Commercial real estate performance versus peers will hinge on whether Congress extends or expands elements of the 2017 Tax Cuts and Jobs Act that are set to expire at the end of 2025, a central point Deloitte and J.P. Morgan analysts highlight [5] [4]. If tax breaks (bonus depreciation, pass-through preferences) are extended, owners and developers could see improved returns and cash flow, benefiting projects across New York and Atlantic City; if they lapse, many investors face a less favorable tax profile and lower relative returns [5] [4]. Available sources do not quantify how such tax scenarios would change performance for any single Trump-owned property versus peer assets.
4. Local markets diverge: New York’s luxury vs. Atlantic City’s gaming and resort cycle
Reporting suggests distinct dynamics: New York’s high-end and Manhattan markets respond to global capital flows, luxury branding and supply constraints, while Atlantic City remains more cyclical and sensitive to tourism, gaming regulation and redevelopment capital. Cushman & Wakefield and localized reporting stress that federal policy and interest-rate moves cascade differently across such submarkets [2]. Sources provided do not offer side-by-side metrics (cap rates, occupancy, rent growth) comparing Trump properties in those two regions against specific competitors.
5. Conflicting signals and marketplace perception
Analysts and industry press present competing viewpoints. Some industry pieces and opinion blogs argue a Trump administration could spur building and CRE investment through deregulation and tax incentives [6] [7] [8], while other analysts warn higher deficits, tariff risks and interest-rate pressure could increase borrowing costs and depress valuations in rate-sensitive assets [2] [9]. Newsweek’s summary of Bloomberg gives a pro-performance headline for Trump assets, but major institutional research firms urge caution: presidential policy effects are material but operate through macro channels and often take years to fully alter long-lived real-estate economics [1] [2] [4].
6. What’s missing and why you should be cautious
Available sources do not supply audited performance data — cap rates, NOI growth, occupancy trends or transaction-level returns — for individual Trump properties or a matched peer set in New York and Atlantic City. Newsweek and Bloomberg offer high-level valuation and project tallies [1], while Cushman, J.P. Morgan, Deloitte and others focus on policy vectors and market outlooks [2] [3] [5] [4]. That absence means any direct claim that Trump properties outperform (or underperform) specific local peers is not supported in the current reporting.

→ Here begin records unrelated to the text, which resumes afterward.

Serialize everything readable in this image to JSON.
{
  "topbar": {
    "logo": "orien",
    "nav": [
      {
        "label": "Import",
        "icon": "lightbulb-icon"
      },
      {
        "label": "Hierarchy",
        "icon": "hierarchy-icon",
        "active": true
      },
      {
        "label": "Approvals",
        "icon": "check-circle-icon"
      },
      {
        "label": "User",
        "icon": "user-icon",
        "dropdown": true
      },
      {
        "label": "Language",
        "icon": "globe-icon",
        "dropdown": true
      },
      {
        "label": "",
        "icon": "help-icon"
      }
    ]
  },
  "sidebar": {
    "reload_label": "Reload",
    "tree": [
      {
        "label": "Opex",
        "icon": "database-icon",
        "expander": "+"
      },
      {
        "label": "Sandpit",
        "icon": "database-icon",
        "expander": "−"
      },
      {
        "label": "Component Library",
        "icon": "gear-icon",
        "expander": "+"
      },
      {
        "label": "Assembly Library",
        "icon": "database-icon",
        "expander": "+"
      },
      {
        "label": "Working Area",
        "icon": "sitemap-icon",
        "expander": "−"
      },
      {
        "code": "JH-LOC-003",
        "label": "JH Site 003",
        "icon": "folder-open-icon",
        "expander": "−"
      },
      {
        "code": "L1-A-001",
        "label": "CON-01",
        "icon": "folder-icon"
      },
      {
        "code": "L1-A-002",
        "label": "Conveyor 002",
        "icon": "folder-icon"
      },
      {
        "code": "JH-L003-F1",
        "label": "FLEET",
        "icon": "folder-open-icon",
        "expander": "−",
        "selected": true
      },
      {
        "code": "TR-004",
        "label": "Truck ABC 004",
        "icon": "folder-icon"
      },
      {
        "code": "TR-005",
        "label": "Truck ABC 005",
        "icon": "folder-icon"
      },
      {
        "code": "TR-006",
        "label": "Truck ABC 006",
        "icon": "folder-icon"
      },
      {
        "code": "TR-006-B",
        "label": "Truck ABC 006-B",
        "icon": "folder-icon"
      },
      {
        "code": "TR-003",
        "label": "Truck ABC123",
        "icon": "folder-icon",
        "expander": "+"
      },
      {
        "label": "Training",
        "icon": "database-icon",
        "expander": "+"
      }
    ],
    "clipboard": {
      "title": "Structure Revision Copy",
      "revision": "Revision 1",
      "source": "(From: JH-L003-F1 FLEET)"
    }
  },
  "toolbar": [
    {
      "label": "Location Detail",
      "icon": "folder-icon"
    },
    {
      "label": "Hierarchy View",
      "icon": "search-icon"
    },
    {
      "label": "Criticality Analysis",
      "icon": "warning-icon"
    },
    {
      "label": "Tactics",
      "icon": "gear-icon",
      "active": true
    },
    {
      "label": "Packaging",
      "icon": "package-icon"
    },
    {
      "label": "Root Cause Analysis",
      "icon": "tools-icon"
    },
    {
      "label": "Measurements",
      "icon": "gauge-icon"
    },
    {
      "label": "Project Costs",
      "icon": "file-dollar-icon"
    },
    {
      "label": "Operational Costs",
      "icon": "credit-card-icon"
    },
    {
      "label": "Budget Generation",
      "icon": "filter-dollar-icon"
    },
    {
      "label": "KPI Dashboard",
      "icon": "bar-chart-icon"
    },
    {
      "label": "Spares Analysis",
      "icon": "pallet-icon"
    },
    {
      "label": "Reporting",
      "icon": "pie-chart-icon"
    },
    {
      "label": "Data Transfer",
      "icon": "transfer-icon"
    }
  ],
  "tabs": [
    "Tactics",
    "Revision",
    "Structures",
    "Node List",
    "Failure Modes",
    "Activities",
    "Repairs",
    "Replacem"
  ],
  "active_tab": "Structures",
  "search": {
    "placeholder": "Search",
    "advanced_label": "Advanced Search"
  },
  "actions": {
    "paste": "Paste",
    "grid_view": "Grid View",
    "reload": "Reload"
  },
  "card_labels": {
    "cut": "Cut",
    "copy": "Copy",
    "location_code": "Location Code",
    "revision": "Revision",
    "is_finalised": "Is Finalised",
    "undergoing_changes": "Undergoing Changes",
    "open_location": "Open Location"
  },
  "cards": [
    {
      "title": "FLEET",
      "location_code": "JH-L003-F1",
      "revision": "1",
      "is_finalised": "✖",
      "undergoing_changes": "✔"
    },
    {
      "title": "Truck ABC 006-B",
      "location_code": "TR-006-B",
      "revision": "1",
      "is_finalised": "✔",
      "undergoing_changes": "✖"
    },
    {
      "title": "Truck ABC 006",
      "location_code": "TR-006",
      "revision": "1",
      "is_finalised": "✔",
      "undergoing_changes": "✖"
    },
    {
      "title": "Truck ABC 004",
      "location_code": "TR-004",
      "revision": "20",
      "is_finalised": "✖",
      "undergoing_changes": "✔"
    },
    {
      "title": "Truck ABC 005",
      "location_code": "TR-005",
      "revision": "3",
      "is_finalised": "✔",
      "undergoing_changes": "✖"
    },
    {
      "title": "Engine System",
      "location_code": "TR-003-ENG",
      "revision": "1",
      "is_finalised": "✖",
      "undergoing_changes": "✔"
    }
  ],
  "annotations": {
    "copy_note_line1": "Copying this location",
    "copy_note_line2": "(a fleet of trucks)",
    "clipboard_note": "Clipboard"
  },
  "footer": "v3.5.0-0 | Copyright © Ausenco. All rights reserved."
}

7. Bottom line for investors and observers
The best-supported conclusion in the sources is this: Trump-branded assets have received favorable financial headlines and may benefit from policy tailwinds reported in business coverage [1], but broader market performance in New York and Atlantic City will be determined by interest rates, tax-law outcomes and local fundamentals — factors emphasized by Cushman, J.P. Morgan and Deloitte — not brand alone [2] [3] [5] [4]. If you need a rigorous peer comparison, available sources do not contain the transaction-level or operating metrics necessary to produce one; obtain audited financials or third-party market data before concluding that Trump holdings outperform local peers.